Environment

Scientists at Lawrence Berkeley National Laboratory (Berkeley Lab) and SLAC National Accelerator Laboratory have revealed the fundamental mechanisms that limit the performance of copper nanocatalysts – critical components in chemical reactions that transform carbon dioxide and water into valuable fuels and chemicals. Copper’s catalytic properties quickly degrade during these reactions, diminishing its performance over time.

Rice University researchers have developed an innovative solution to a pressing environmental challenge: removing and destroying per- and polyfluoroalkyl substances (PFAS), commonly called “forever chemicals.” By combining granular activated carbon saturated with PFAS and mineralizing agents like sodium or calcium salts, the researchers applied a high voltage to generate temperatures exceeding 3,000 degrees Celsius in under one second. The intense heat breaks down the strong carbon-fluorine bonds in PFAS, converting them into inert, nontoxic fluoride salts.

Researchers from The State University of New York, Buffalo; St. Bonaventure University; and Stony Brook University have created a molecular nanocage that captures the bulk of per- and polyfluoroalkyl substances (PFAS) found in water – and it works better than traditional filtering techniques that use activated carbon. Made of an organic nanoporous material designed to capture only PFAS, this tiny chemical-based filtration system removed 80% of PFAS from sewage and 90% of PFAS groundwater, while showing very low adverse environmental effects.

Researchers at The Ohio State University have developed a new material that, by harnessing the power of sunlight, can clear water of dangerous pollutants. Solar fuel systems that use titanium dioxide nanoparticles can cause significant challenges to implementation, including low efficiency and the need for complex filtration systems. So, the researchers added copper to the nanoparticles, and the new structures, called nanomats, can now absorb enough light energy to break down harmful pollutants in air and water.

Researchers at Northwestern University have created a new platform for monitoring chemical contaminants in the environment. The platform can detect the metals lead and cadmium at concentrations down to two and one parts per billion, respectively, in a matter of minutes. It was created by interfacing nanomechanical microcantilevers with synthetic biology biosensors. When the tiny cantilevers are coated with DNA molecules, biosensing molecules bind to the DNA, causing the cantilevers to bend.

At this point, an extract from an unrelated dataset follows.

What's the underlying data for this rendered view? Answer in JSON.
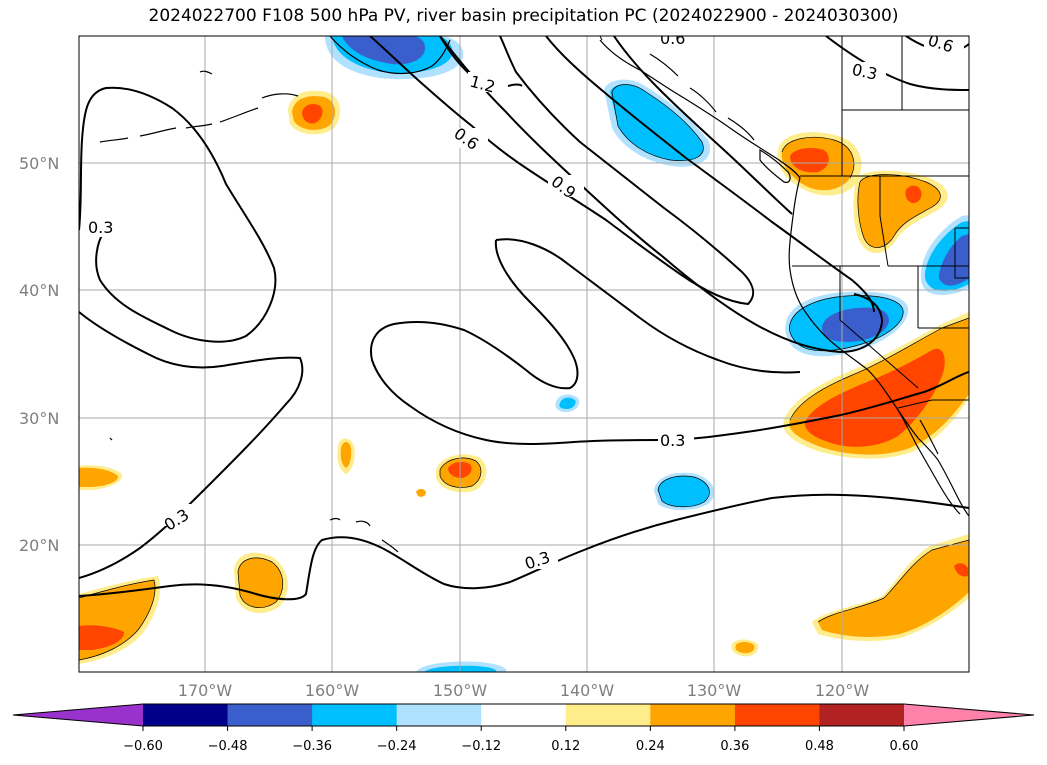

Researchers from Rutgers University, the New Jersey Institute of Technology, the Connecticut Agricultural Experiment Station in New Haven, CT, and the Environmental and Occupational Health Sciences Institute in Piscataway, NJ, have shown that microplastic and nanosplastic particles in soil and water can significantly increase how much toxic chemicals plants and human intestinal cells absorb. Using a cellular model of the human small intestine, the researchers found that nano-size plastic particles increased the absorption of arsenic by nearly six-fold compared with arsenic exposure alone.

Engineers from Purdue University and GRIMM Aerosol Technik Ainring GmbH & Co. in Germany have found that chemical products from air fresheners, wax melts, floor cleaners, and deodorants can rapidly fill the air with nanoparticles that are small enough to get deep into our lungs. These nanoparticles form when fragrances interact with ozone, which enters buildings through ventilation systems.

Scientists from the U.S. Food and Drug Administration, Northwestern University, and the Illinois Institute of Technology have found evidence that silver nanoparticles embedded in packaging used as an antimicrobial agent were able to seep into the dry food the packaging is meant to protect. The scientists created samples of silver nanoparticles and embedded them in polyethylene film wraps, which could hold various types of food items. They tested wheat flour, slices of cheese, ground rice, and spinach leaves.

Researchers from Northwestern University have defined a method to tailor a sponge that is coated with nanoparticles to specific Chicago pollutants and then to selectively release them. In its first iteration, the sponge platform was made of polyurethane and coated with a substance that attracted oil and repelled water. The newest version is a highly hydrophilic (water-loving) cellulose sponge coated with nanoparticles tailored to other pollutants. The scientists found that by lowering the pH, metals flush out of the sponge.

Using peptides and a snippet of the large molecules in plastics, scientists at Northwestern University have developed materials made of tiny, flexible nano-sized ribbons that can be charged just like a battery to store energy or record digital information. Highly energy efficient, biocompatible and made from sustainable materials, the systems could give rise to new types of ultralight electronic devices while reducing the environmental impact of electronic manufacturing and disposal. "This is a wholly new concept in materials science and soft materials research," said Samuel I.